From this foundation, you can develop your plot. Myers suggests that breaking a story down into specific scenes injects depth and action. A novel is a sequence of 30 to 40 distinct scenes. For each scene, he asks four questions. First, what is the goal? What must this scene accomplish to move the story forward? Second, who needs to be here? Which characters are essential? Third, where does it happen? The characters and goal will often determine the most logical setting. Finally, what is the action? Myers is a huge advocate for action. He argues that having characters do something while they talk makes a scene far more dynamic. Instead of two people just talking in a room, have them talk while playing chess or taking a fitness test. In Kick, a dialogue-heavy chapter felt flat. Myers revised it to have the character complete physical drills while talking. The exhaustion and chaotic pace of the action mirrored the character's emotional state, making the scene unforgettable.

Of course, your characters need a past. Constructing a character timeline provides crucial backstory and can generate new plot ideas. This is another one of Myers's practical tools. He starts with the story's present year and subtracts the character's age to find their birth year. Then, he writes a short paragraph for every single year of their life. What were the major events? Who were the important people? This exercise builds a rich, detailed history that informs the character's present-day motivations and fears.

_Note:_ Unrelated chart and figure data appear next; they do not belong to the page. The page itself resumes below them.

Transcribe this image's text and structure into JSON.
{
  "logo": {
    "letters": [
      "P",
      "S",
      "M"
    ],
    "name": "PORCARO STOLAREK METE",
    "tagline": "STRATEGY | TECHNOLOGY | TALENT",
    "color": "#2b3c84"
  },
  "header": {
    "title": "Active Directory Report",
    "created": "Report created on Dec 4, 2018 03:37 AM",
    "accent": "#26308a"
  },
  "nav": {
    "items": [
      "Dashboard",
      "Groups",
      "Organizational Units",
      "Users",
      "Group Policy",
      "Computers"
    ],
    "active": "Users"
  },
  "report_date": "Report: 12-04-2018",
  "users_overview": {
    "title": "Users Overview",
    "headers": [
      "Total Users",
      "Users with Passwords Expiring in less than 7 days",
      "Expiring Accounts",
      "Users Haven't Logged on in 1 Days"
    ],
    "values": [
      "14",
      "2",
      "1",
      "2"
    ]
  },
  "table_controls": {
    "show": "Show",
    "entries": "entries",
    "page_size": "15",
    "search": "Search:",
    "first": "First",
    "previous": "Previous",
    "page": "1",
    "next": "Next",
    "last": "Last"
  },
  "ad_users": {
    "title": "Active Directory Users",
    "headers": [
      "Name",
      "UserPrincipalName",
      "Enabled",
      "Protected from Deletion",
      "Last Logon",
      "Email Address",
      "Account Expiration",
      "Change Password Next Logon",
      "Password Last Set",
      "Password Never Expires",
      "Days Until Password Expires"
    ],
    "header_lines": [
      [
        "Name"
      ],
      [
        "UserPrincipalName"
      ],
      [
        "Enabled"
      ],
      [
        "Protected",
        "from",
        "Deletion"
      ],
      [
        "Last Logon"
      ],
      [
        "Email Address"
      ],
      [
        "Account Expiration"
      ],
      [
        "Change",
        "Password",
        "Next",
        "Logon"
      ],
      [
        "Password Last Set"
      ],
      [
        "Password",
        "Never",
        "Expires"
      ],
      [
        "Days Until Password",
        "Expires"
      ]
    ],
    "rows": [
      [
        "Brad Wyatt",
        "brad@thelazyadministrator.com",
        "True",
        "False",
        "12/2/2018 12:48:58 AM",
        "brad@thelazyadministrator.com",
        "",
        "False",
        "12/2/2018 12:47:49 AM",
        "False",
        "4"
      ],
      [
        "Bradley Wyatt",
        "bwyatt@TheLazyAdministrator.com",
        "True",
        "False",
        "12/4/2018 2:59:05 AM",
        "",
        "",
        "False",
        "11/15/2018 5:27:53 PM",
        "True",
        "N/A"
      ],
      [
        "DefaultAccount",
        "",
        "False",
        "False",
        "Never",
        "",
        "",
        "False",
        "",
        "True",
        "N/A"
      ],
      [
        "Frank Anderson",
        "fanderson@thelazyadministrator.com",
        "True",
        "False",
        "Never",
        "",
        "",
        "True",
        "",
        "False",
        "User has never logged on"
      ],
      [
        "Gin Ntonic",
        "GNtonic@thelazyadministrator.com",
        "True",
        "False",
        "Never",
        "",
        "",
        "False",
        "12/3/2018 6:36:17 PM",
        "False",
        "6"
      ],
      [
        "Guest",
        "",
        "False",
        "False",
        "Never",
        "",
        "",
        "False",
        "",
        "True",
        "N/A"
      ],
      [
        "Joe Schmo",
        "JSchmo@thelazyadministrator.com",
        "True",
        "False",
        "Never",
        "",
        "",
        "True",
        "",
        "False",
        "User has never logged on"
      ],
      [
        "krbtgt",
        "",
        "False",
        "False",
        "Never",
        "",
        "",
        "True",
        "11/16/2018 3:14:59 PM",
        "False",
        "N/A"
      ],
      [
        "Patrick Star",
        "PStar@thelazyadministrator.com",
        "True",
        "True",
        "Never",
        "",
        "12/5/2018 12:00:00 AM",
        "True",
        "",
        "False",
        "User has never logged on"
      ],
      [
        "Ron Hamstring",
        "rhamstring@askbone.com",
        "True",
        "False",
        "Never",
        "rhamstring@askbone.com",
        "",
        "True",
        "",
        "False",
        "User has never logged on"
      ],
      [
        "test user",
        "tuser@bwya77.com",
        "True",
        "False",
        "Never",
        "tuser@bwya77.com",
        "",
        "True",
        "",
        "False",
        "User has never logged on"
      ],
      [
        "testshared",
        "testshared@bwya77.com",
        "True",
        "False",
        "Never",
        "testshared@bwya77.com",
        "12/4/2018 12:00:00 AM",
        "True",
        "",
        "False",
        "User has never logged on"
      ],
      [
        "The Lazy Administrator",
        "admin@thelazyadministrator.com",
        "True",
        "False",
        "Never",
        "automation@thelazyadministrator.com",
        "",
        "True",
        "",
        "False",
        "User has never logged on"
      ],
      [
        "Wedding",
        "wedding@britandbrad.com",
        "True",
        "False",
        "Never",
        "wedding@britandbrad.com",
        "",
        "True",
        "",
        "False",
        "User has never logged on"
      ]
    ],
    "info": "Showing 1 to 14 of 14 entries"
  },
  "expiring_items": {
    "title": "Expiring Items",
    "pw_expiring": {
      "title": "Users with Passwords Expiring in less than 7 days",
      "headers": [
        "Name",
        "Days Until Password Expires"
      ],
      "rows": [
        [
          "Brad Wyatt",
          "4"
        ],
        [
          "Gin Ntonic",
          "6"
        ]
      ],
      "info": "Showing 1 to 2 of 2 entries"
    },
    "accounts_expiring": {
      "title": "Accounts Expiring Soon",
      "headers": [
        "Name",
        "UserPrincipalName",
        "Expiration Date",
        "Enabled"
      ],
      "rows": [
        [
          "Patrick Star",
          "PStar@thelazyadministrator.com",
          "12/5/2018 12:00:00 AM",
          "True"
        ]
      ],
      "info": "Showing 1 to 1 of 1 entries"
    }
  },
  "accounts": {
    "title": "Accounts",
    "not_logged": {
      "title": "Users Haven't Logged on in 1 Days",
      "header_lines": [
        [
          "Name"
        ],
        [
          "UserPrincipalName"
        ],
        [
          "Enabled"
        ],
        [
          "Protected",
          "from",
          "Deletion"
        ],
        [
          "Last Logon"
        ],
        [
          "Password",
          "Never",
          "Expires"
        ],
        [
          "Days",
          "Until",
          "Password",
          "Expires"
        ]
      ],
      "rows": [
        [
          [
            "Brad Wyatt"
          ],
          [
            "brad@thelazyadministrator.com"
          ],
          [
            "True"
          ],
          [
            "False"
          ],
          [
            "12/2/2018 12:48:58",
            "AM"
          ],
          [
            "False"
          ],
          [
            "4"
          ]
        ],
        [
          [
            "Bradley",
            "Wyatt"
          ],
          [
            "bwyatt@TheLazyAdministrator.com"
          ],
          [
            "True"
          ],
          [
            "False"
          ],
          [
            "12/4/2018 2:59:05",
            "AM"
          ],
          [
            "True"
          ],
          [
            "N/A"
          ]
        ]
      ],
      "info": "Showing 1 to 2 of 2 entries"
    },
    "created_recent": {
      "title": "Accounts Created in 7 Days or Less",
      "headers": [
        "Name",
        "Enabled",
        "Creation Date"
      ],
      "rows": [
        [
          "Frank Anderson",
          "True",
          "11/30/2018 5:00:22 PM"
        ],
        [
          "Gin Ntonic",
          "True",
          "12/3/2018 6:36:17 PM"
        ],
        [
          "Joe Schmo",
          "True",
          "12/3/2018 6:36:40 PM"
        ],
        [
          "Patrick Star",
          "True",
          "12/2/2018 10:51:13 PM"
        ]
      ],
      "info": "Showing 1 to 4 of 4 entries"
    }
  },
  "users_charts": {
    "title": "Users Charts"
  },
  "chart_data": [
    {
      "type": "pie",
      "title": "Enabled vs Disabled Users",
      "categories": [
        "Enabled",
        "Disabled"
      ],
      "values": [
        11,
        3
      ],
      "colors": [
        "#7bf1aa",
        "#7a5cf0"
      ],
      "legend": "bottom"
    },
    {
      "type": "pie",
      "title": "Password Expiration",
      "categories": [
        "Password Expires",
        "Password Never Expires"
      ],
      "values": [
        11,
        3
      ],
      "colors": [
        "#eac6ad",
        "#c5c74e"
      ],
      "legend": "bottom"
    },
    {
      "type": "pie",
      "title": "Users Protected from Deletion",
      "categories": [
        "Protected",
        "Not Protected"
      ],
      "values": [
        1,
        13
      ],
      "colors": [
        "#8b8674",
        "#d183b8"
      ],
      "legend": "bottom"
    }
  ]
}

Sometimes, this process uncovers a past event so interesting it becomes a major plot point in the story itself.

Finally, remember the purpose of your opening. The first section of a story must establish a captivating character and a serious problem. You have one job: give the reader a reason to turn the page. You do this by making them care. Introduce your protagonist and immediately put them in trouble. Unfold the problem through action. By the end of the first chapter, the reader should have questions. They should feel empathy. They should be invested enough to wonder, "Then what happened?"